Atlantic Islands of Spain and Portugal
World History

Atlantic Islands of Spain and Portugal


Atlantic Islands of Spain and Portugal
Madeira Islands - nowdays

In the 15th century, the Atlantic islands of Spain and Portugal were crucial in the formation of a kind of technological and commercial prototype or template for slave-based sugar production that was transferred to the Americas after 1492.

The Portuguese began colonizing the Madeira Islands (especially Madeira, La Palma, Hierro, and Porto Santo, c. 768 square kilometers) in the early 1420s; the nine islands of the Azores (c. 2,300 square kilometers) in the 1430s or 1440s; and the 10 principal islands of the Cape Verde Islands (c. 4,000 square kilometers), most importantly São Tomé and Principe, in the late 1400s. None of these islands were inhabited. This was not true of the seven Canary Islands (c. 7,300 square kilometers), which were inhabited by a group collectively known as the Guanches.

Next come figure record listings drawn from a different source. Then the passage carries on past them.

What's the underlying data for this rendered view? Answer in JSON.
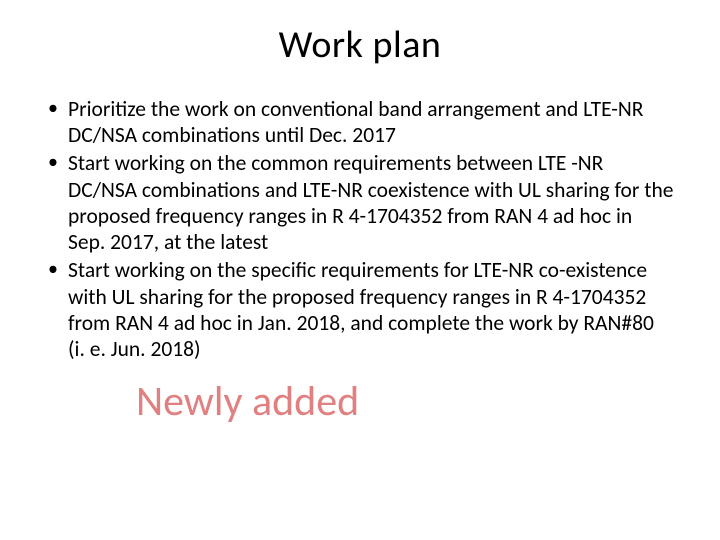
{
  "title": "Work plan",
  "bullets": [
    "Prioritize the work on conventional band arrangement and LTE-NR DC/NSA combinations until Dec. 2017",
    "Start working on the common requirements between LTE -NR DC/NSA combinations and LTE-NR coexistence with UL sharing for the proposed frequency ranges in R 4-1704352 from RAN 4 ad hoc in Sep. 2017, at the latest",
    "Start working on the specific requirements for LTE-NR co-existence with UL sharing for the proposed frequency ranges in R 4-1704352 from RAN 4 ad hoc in Jan. 2018, and complete the work by RAN#80 (i. e. Jun. 2018)"
  ],
  "footer_note": "Newly added",
  "colors": {
    "background": "#ffffff",
    "text": "#000000",
    "accent": "#e08080"
  },
  "typography": {
    "title_fontsize": 38,
    "bullet_fontsize": 21.5,
    "footer_fontsize": 42,
    "font_family": "Calibri"
  }
}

In the late 1300s, Castilians, Italians, French, and others launched slave-raiding expeditions on the Canaries. The Spanish formally incorporated the Canaries into their empire in 1496 after the subjugation of the islands’ natives, though nominal Castilian rule dated back to the early 1400s.


Together these Atlantic islands provided the aggressively expansive empires of Spain and Portugal with “stepping stones” to the Americas for their nascent sugar and other tropical export industries.

Crucibles of empirical, hands-on experiments regarding all aspects of sugar production—from cultivation and harvest, to the importation and control of African slave labor, to the quasi-industrial processes by which cane juice was transformed into granular sugar—the Atlantic islands were crucial in the development of the technological know-how necessary for the explosion of sugar production in the Caribbean and Brazil in the 16th century and after.

By the late 1450s, sugar production on Madeira exceeded 70,000 kilograms, most exported to England and the Mediterranean, deepening markets and solidifying the financial and commercial networks that would later play a crucial role in the development of plantation-based export production in the Americas.

The administrative infrastructure that the Portuguese developed to rule Madeira, the Azores, and the Cape Verde Islands, based on hereditary “donatary captaincies,” were likewise transferred wholesale to Brazil during the first half-century of its colonization.

Plantation-based sugar production on Madeira in particular, based on both slave and free-wage labor, also whetted the European appetite for this luxury commodity, deepening demand just on the eve of the encounter with the Americas.

In addition both before and after sugar production had become established in the Americas, the Atlantic islands served as important way stations for the African slave trade and for long-distance trade with Asia.